Swarthmore, Haverford Colleges See Decline in Black, Latino Students Following Supreme Court Decision
There are less Black and Latino freshman at many of the nation’s elite institutions, including at Haverford and Swarthmore Colleges, following a U.S. Supreme Court decision last year banning race-conscious considerations for college admissions.
Haverford College’s domestic students of color declined by 1.6 percentage points, writes Susan Snyder for The Philadelphia Inquirer.
At Haverford, 7.2 percent of U.S.-based first-year class students identified as Black, compared to 8.3 percent last fall.

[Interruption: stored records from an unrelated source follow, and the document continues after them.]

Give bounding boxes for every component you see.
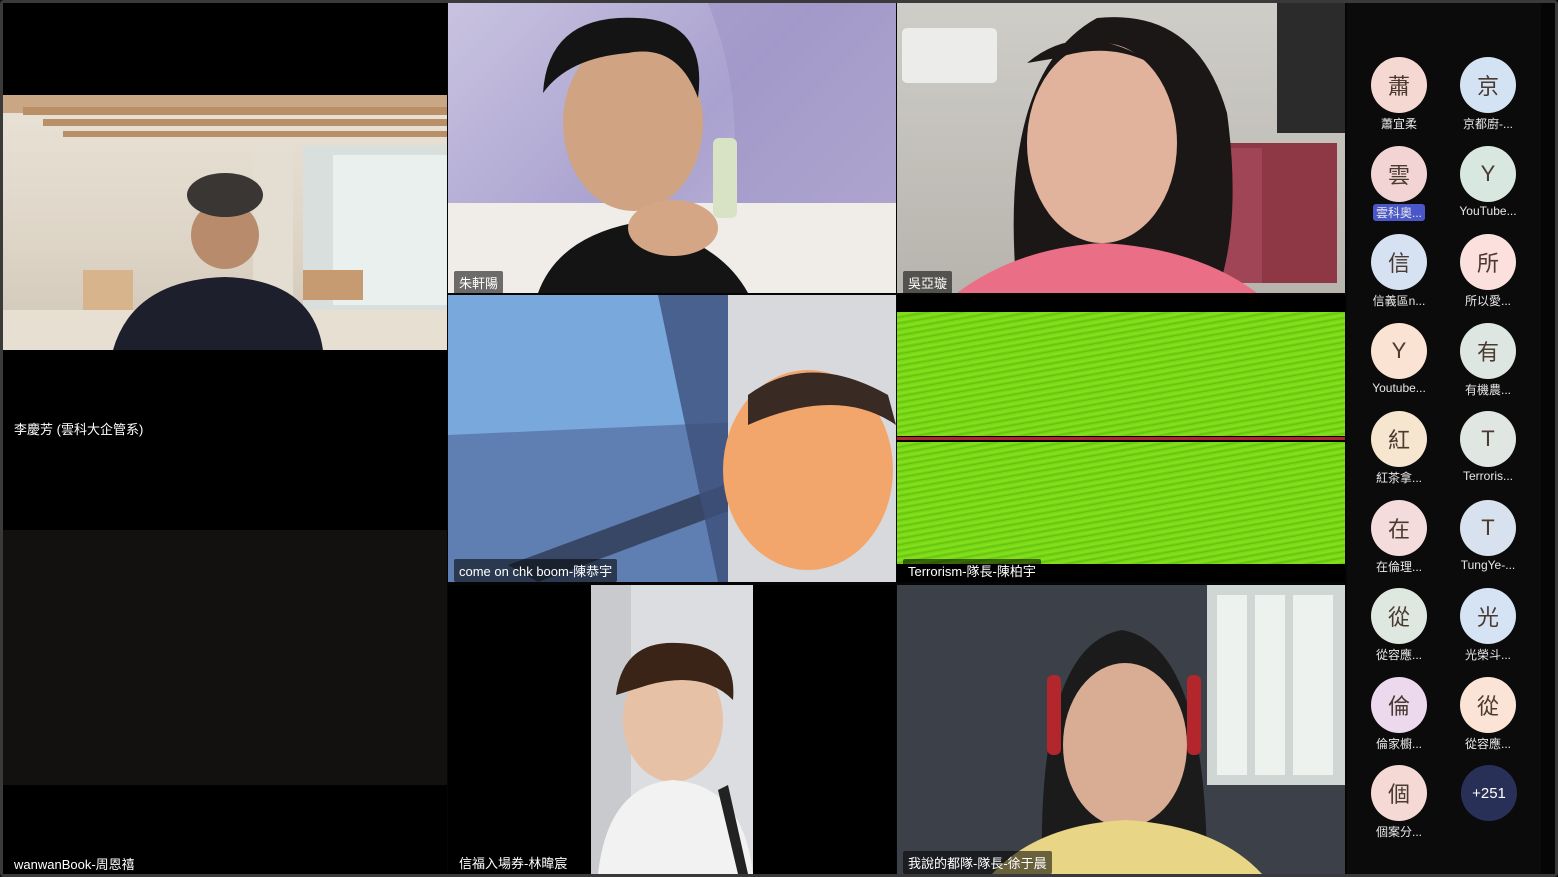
roster-item[interactable]: 從從容應... — [1359, 588, 1439, 668]
roster-item[interactable]: 在在倫理... — [1359, 499, 1439, 580]
roster-item-label: TungYe-... — [1460, 557, 1516, 572]
roster-item[interactable]: 雲雲科奧... — [1359, 145, 1439, 226]
participant-name: 我說的都隊-隊長-徐于晨 — [903, 851, 1052, 874]
roster-item[interactable]: Y YouTube... — [1448, 145, 1528, 226]
roster-item[interactable]: 蕭蕭宜柔 — [1359, 57, 1439, 137]
roster-item-label: 在倫理... — [1375, 559, 1422, 574]
roster-item-label: 信義區n... — [1372, 294, 1426, 308]
participant-name: 李慶芳 (雲科大企管系) — [14, 422, 144, 437]
participant-roster: 蕭蕭宜柔京京都廚-... 雲雲科奧... Y YouTube... 信信義區n... 所所… — [1347, 3, 1541, 874]
avatar: 在 — [1371, 499, 1427, 556]
video-tile-8[interactable]: 我說的都隊-隊長-徐于晨 — [897, 585, 1345, 874]
video-tile-2[interactable]: wanwanBook-周恩禧 — [3, 530, 447, 874]
roster-item[interactable]: 倫倫家櫥... — [1359, 676, 1439, 757]
roster-item[interactable]: 京京都廚-... — [1448, 57, 1528, 137]
video-tile-4[interactable]: 吳亞璇 — [897, 3, 1345, 293]
avatar: 信 — [1371, 234, 1427, 290]
participant-name: 吳亞璇 — [903, 271, 953, 293]
participant-name: 信福入場券-林暐宸 — [459, 856, 568, 871]
roster-item[interactable]: 從從容應... — [1448, 676, 1528, 757]
roster-item[interactable]: 所所以愛... — [1448, 234, 1528, 314]
roster-item-label: 光榮斗... — [1464, 648, 1511, 662]
avatar: 從 — [1371, 588, 1427, 644]
avatar: T — [1460, 499, 1516, 556]
avatar: 倫 — [1371, 676, 1427, 733]
more-participants-button[interactable]: +251 — [1449, 765, 1529, 845]
video-feed — [902, 3, 1345, 293]
roster-item[interactable]: 有有機農... — [1448, 322, 1528, 403]
roster-item-label: 有機農... — [1464, 382, 1511, 397]
avatar: 蕭 — [1371, 57, 1427, 113]
avatar: 光 — [1460, 588, 1516, 644]
avatar: 紅 — [1371, 411, 1427, 467]
avatar: 個 — [1371, 765, 1427, 821]
roster-item-label: 從容應... — [1375, 648, 1422, 662]
video-tile-3[interactable]: 朱軒陽 — [448, 3, 896, 293]
roster-item[interactable]: T Terroris... — [1448, 411, 1528, 491]
roster-item-label: 從容應... — [1464, 736, 1511, 751]
video-feed — [591, 585, 753, 874]
avatar: Y — [1371, 322, 1427, 379]
avatar: 有 — [1460, 322, 1516, 379]
video-tile-1[interactable]: 李慶芳 (雲科大企管系) — [3, 3, 447, 530]
avatar: 京 — [1460, 57, 1516, 113]
roster-item-label: 所以愛... — [1464, 294, 1511, 308]
roster-item[interactable]: 個個案分... — [1359, 765, 1439, 845]
roster-item-label: 倫家櫥... — [1375, 736, 1422, 751]
video-feed — [3, 95, 447, 350]
avatar: 從 — [1460, 676, 1516, 733]
video-feed — [897, 312, 1345, 436]
participant-name: Terrorism-隊長-陳柏宇 — [903, 559, 1041, 582]
roster-item-label: 個案分... — [1375, 825, 1422, 839]
participant-name: come on chk boom-陳恭宇 — [454, 559, 618, 582]
video-feed — [3, 530, 447, 785]
roster-item-label: YouTube... — [1459, 203, 1517, 218]
roster-item[interactable]: Y Youtube... — [1359, 322, 1439, 403]
roster-item-label: 京都廚-... — [1463, 117, 1513, 131]
video-feed — [448, 3, 896, 293]
roster-item[interactable]: 信信義區n... — [1359, 234, 1439, 314]
roster-item-label: 紅茶拿... — [1375, 471, 1422, 485]
participant-name: wanwanBook-周恩禧 — [14, 857, 135, 872]
avatar: 雲 — [1371, 145, 1427, 202]
roster-item[interactable]: T TungYe-... — [1448, 499, 1528, 580]
meeting-window: 李慶芳 (雲科大企管系) wanwanBook-周恩禧 朱軒陽 吳亞璇 come… — [0, 0, 1558, 877]
roster-item-label: 雲科奧... — [1372, 203, 1425, 221]
avatar: 所 — [1460, 234, 1516, 290]
video-feed — [897, 585, 1345, 874]
video-feed — [448, 295, 896, 582]
roster-item-label: 蕭宜柔 — [1380, 117, 1417, 131]
more-participants-count: +251 — [1461, 765, 1517, 821]
roster-item[interactable]: 紅紅茶拿... — [1359, 411, 1439, 491]
participant-name: 朱軒陽 — [454, 271, 504, 293]
video-tile-6[interactable]: Terrorism-隊長-陳柏宇 — [897, 295, 1345, 582]
roster-item-label: Terroris... — [1462, 469, 1513, 483]
video-tile-5[interactable]: come on chk boom-陳恭宇 — [448, 295, 896, 582]
roster-item-label: Youtube... — [1372, 380, 1426, 395]
roster-item[interactable]: 光光榮斗... — [1448, 588, 1528, 668]
avatar: T — [1460, 411, 1516, 467]
video-tile-7[interactable]: 信福入場券-林暐宸 — [448, 585, 896, 874]
avatar: Y — [1460, 145, 1516, 202]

Hispanic students declined from 11.5 percent to 10.2 percent, and there was a .8 percentage point drop in Asian students.
Swarthmore College spokesperson Alisa Giardinelli said preliminary numbers show 52 percent of Swarthmore’s first-year class are domestic students of color, compared to 56 percent last year.
Some college officials blamed the court decision for the decline.
Without race or ethnicity information from applicants, many “well-qualified, well-matched applicants from historically underrepresented backgrounds” were left out who would have been admitted in the past and would have excelled, said Stu Schmill, dean of admissions at MIT.
After the court decision, colleges sought ways to broaden their applicant pools, targeting certain ZIP codes for greater diversity and to access students from lower socioeconomic groups.